Marine Le Pens rechtsextreme Partei Rassemblement National in Frankreich zum Beispiel hat inzwischen die Idee aufgegeben, die EU aufzulösen, und drängt stattdessen auf eine grundlegende Reform der Union – etwas, das die AfD für unmöglich hält.
In ähnlicher Weise versucht Matteo Salvinis rechtsextreme Lega in Italien derzeit, sich für die bevorstehenden Wahlen salonfähig zu machen und ein breites Bündnis mit den Mitte-Rechts-Kräften zu schmieden, wobei sie ihre EU-skeptischen Ideen langsam aufgibt.
Chrupalla ist jedoch optimistisch, dass die Auflösung der EU Gestalt annehmen könnte und setzt auf die rechten Parteien in Österreich und Ungarn.
„Die Aussichten sind deswegen gut, weil der globale Trend uns entgegenkommt“, sagte er.
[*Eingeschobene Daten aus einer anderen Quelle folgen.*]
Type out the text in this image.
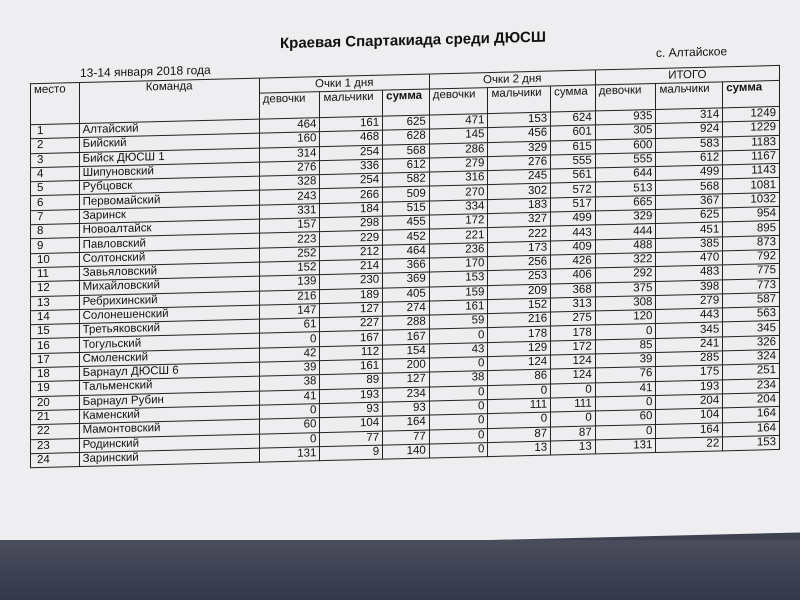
Краевая Спартакиада среди ДЮСШ
13-14 января 2018 года
с. Алтайское
место	Команда	Очки 1 дня			Очки 2 дня			ИТОГО		
		девочки	мальчики	сумма	девочки	мальчики	сумма	девочки	мальчики	сумма
1	Алтайский	464	161	625	471	153	624	935	314	1249
2	Бийский	160	468	628	145	456	601	305	924	1229
3	Бийск ДЮСШ 1	314	254	568	286	329	615	600	583	1183
4	Шипуновский	276	336	612	279	276	555	555	612	1167
5	Рубцовск	328	254	582	316	245	561	644	499	1143
6	Первомайский	243	266	509	270	302	572	513	568	1081
7	Заринск	331	184	515	334	183	517	665	367	1032
8	Новоалтайск	157	298	455	172	327	499	329	625	954
9	Павловский	223	229	452	221	222	443	444	451	895
10	Солтонский	252	212	464	236	173	409	488	385	873
11	Завьяловский	152	214	366	170	256	426	322	470	792
12	Михайловский	139	230	369	153	253	406	292	483	775
13	Ребрихинский	216	189	405	159	209	368	375	398	773
14	Солонешенский	147	127	274	161	152	313	308	279	587
15	Третьяковский	61	227	288	59	216	275	120	443	563
16	Тогульский	0	167	167	0	178	178	0	345	345
17	Смоленский	42	112	154	43	129	172	85	241	326
18	Барнаул ДЮСШ 6	39	161	200	0	124	124	39	285	324
19	Тальменский	38	89	127	38	86	124	76	175	251
20	Барнаул Рубин	41	193	234	0	0	0	41	193	234
21	Каменский	0	93	93	0	111	111	0	204	204
22	Мамонтовский	60	104	164	0	0	0	60	104	164
23	Родинский	0	77	77	0	87	87	0	164	164
24	Заринский	131	9	140	0	13	13	131	22	153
Österreichisch-ungarische Achse
Sowohl Österreich als auch Ungarn wären dabei aus Sicht des AfD-Chefs ideale Partner und natürliche Verbündete für die AfD.
„Gerade die mitteleuropäische Kooperation mit Ungarn und Österreich ist von zentraler Bedeutung für Deutschland“, betonte er. Orbán beweise, „dass sich eine interessengeleitete Politik jetzt schon in Europa verwirklichen lässt.“
Auf österreichischer Seite liegt die rechtsextreme Freiheitliche Partei (FPÖ) trotz wiederholter Korruptionsvorwürfe derzeit in den Umfragen vorn. Orbáns Fidesz wird in Ungarn fast die Hälfte der Stimmen vorausgesagt, während ihr engster Konkurrent um fast 30 Prozentpunkte zurückliegt.
Auch die AfD hat vor kurzem ein Comeback erlebt: Sie liegt derzeit mit rund 20 Prozent in Umfragen auf dem zweiten Platz, noch vor der Kanzlerpartei SPD.
Unterdessen hat die FPÖ bereits ihre Unterstützung für die AfD bekundet.
„Wir sehen die Entwicklung, die die Europäische Union in den vergangenen Jahren genommen hat, durchaus kritisch und mit großer Sorge“, sagte Harald Vilimsky, Delegationsleiter der FPÖ im Europäischen Parlament, gegenüber EURACTIV.
„Natürlich sollten die europäischen Bürger entscheiden, ob sie mit dieser Entwicklung noch einverstanden sind oder sie stattdessen eine Richtung anstreben, die wieder näher an die Grundideen des europäischen Einigungsprojektes heranrückt, nämlich Frieden, Freiheit und Wohlstand“, fügte er hinzu.
Orbáns Fidesz steht der AfD zwar ideologisch nahe, ist aber seit seinem Austritt aus der Mitte-Rechts-Partei EVP mit keiner Fraktion im Europäischen Parlament verbunden.